NJ: One thing we see with a lot of vendors is an emphasis on customer experience and how it has to delight the customer and it has to be intelligent. But how are we applying technology so the experience of dealing with the customer gets better for agents, because the customer is not always a delight?

JK: The human interactions these agents have to deal with sometimes get ignored but the same technology applies. Just like you're trying to assess the sentiment of the customer, th wellbeing of the agent is [also] super important. [You also have to] make the tools available o can the [AI] assistant can listen in on the conversation and [suggest] a response. [By doing that], we make agent's life easier by saying here are three suggested options (for the customer). We can do this because of the audio and video intelligence – the tone of the agent and the tone of the customer is inputted alongside the words.

NJ: Because we're talking about you know experiences and especially human experiences here: How can AI help either deescalate or protect the agent's state of mind if they're just dealing with somebody who's determined not to be delightful to them?

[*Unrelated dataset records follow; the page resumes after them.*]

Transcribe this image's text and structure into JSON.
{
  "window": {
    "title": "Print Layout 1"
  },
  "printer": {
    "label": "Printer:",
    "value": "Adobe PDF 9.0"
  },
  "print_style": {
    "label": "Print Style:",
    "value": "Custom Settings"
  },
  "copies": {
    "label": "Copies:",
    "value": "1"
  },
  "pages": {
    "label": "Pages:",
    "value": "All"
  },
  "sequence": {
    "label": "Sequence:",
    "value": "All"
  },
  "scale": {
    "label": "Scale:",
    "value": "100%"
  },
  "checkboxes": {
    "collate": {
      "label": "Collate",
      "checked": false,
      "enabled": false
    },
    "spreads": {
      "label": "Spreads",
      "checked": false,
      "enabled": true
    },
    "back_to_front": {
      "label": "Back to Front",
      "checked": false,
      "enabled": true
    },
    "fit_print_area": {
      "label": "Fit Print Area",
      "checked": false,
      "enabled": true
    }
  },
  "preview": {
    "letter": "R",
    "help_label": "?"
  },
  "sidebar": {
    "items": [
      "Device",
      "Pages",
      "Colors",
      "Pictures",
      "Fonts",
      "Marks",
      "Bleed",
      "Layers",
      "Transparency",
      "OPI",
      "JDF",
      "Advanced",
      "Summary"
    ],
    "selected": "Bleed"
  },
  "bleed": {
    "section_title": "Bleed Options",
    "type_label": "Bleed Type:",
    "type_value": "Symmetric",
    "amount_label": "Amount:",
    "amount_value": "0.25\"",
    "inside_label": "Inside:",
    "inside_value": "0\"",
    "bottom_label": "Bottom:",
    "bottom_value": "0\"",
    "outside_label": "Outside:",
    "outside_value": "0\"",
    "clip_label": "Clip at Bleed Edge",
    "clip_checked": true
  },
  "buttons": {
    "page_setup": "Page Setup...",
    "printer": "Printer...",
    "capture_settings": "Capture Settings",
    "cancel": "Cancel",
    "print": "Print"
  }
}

JK: During the call, we have a continuous score that's generated – which is, this column is green because the conversation is going well, but when it goes bad, it turns red. [If that happens] either the agent or their supervisor gets a hit, they may even want to use the words, 'This conversation isn't going well, here's an alternative.' Then the agents and the supervisors can potentially tag in. What we've built in is [a prompt to] give the agent a break right now and it could be because of how they're feeling or because they just dealt with a difficult customer.

NJ: Burnout is a huge problem in the context center. The tools that you're offering are hopefully ways to try to mitigate that experience?

JK: Yes, the turnover inside the company – [the customer service] function is probably where the turnover is the highest. [Agent turnover] comes with other costs because then you have to train new employees and customer experience [suffers]. So, keeping [agents] happy and giving them the tools to do their job and then there's a summarization after the call – they don't have to sit and summarize the call, they can just edit the call and capture some nuance? That's where the job becomes more efficient.